AGI - In un ospedale da campo che è diventato uno dei principali centri traumatologici di Gaza, un medico che ha lavorato in una dozzina di zone di guerra ha descritto la situazione come la più "catastrofica" che abbia mai visto. "È devastante", ha detto Javed Ali, responsabile del Corpo Medico Internazionale per gli interventi di emergenza a Gaza, intervistato dall'agenzia Afp.
L'uomo, parlando da un ospedale da campo a nord-ovest delle aree di Rafah evacuate da Israele, ha detto che la situazione intorno alla città all'estremo sud è "terribile". L'ospedale, nell'area costiera di Al-Mawasi che Israele ha designato come "zona umanitaria", si è trasformato in pochi mesi in una struttura con più di 150 posti letto, composta da numerose tende bianche e container.
Da quando il 6 maggio sono stati emessi i primi ordini di evacuazione per Rafah, in vista di una temuta invasione di terra della parte più meridionale di Gaza, quasi la metà degli 1,4 milioni di persone che vi si erano rifugiate se ne sono andate, secondo le agenzie delle Nazioni Unite. "C'è stato un massiccio movimento di individui", ha detto Ali, aggiungendo che la maggior parte ha evitato Al-Mawasi, che era già drammaticamente sovraffollata, dirigendosi invece verso la città di Khan Yunis, segnata dalla guerra, che è stata un campo di battaglia fino al mese scorso. Quelli che arrivano sono "esausti, spaventati, non hanno risorse", ha detto Ali, aggiungendo che molti pazienti chiedono "denaro, sostegno... per poter trasferire le loro famiglie al sicuro".

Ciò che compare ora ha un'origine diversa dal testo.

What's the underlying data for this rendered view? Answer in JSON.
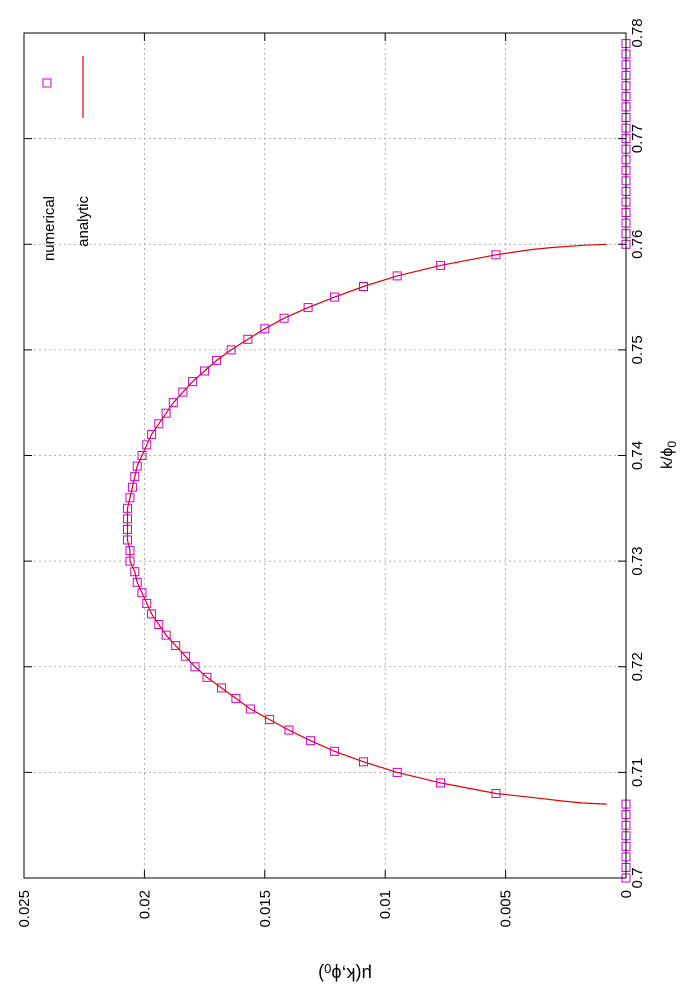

La pressione sull'ospedale da campo aumenta di giorno in giorno. Con l'accesso limitato alle strutture di Rafah, il centro ha visto il numero di visite giornaliere al suo dipartimento di emergenza passare da circa 110 a quasi 300, ha detto Ali, descrivendo anche la presenza di "casi di politrauma con ossa rotte in ogni parte del corpo". La situazione è ancor più precipitata dopo la chiusura temporanea, la scorsa settimana, dei due principali valichi di Rafah, che ha interrotto la fornitura di medicinali e di carburante per i generatori dell'ospedale. Ali ha detto che l'ospedale da campo "se lo aspettava" e ha preparato scorte in eccesso, ma non aveva previsto l'aumento del numero di pazienti. "La situazione sta sfuggendo completamente di mano", ha detto. "Le nostre scorte non dureranno". Ha poi spiegato che la struttura stava già registrando carenze di "articoli molto critici". Ad esempio, erano finite "tutte le formulazioni pediatriche di antibiotici e antidolorifici" in un momento in cui circa 20 bambini si stavano riprendendo da un intervento chirurgico.
La preoccupazione più grande, tuttavia, è lo "spazio", con gli interventi chirurgici che sono raddoppiati rispetto alla precedente media di circa 25 al giorno, ha dichiarato Ali. C'è stato anche un drammatico aumento del carico di lavoro del reparto maternità, che è passato da circa 10 parti al giorno a circa 25, oltre a un massimo di otto cesarei. Con l'impossibilità per le future mamme di accedere all'ospedale specializzato in maternità di Rafah, c'è stato anche un "massiccio aumento del numero di gravidanze complicate". Ali, che in 15 anni di carriera ha lavorato spesso in zone di guerra, dall'Afghanistan al Sudan, dalla Nigeria all'Ucraina, ha detto che la situazione a Gaza è "molto più catastrofica". L'immenso numero di casi di trauma, la mancanza di risorse, l'interruzione della catena di approvvigionamento...". È qualcosa che non ho mai visto". Nella maggior parte delle guerre, sono gli uomini a subire la maggior parte delle ferite da arma da fuoco e da schegge, ma a Gaza il numero di donne e bambini feriti "è molto, molto alto", ha detto Ali, descrivendo bambini piccoli "con arti frantumati". Secondo le Nazioni Unite, solo un terzo dei 36 ospedali di Gaza esistenti prima della guerra è parzialmente funzionante e gli sfollati sono spesso bloccati lontano dalle strutture sanitarie: "L'accesso è diventato estremamente compromesso". L'ospedale da campo di Al-Mawasi è diventato il "principale centro di riferimento per i traumi" nel sud di Gaza, ha detto Ali, "e stiamo lavorando in una tenda".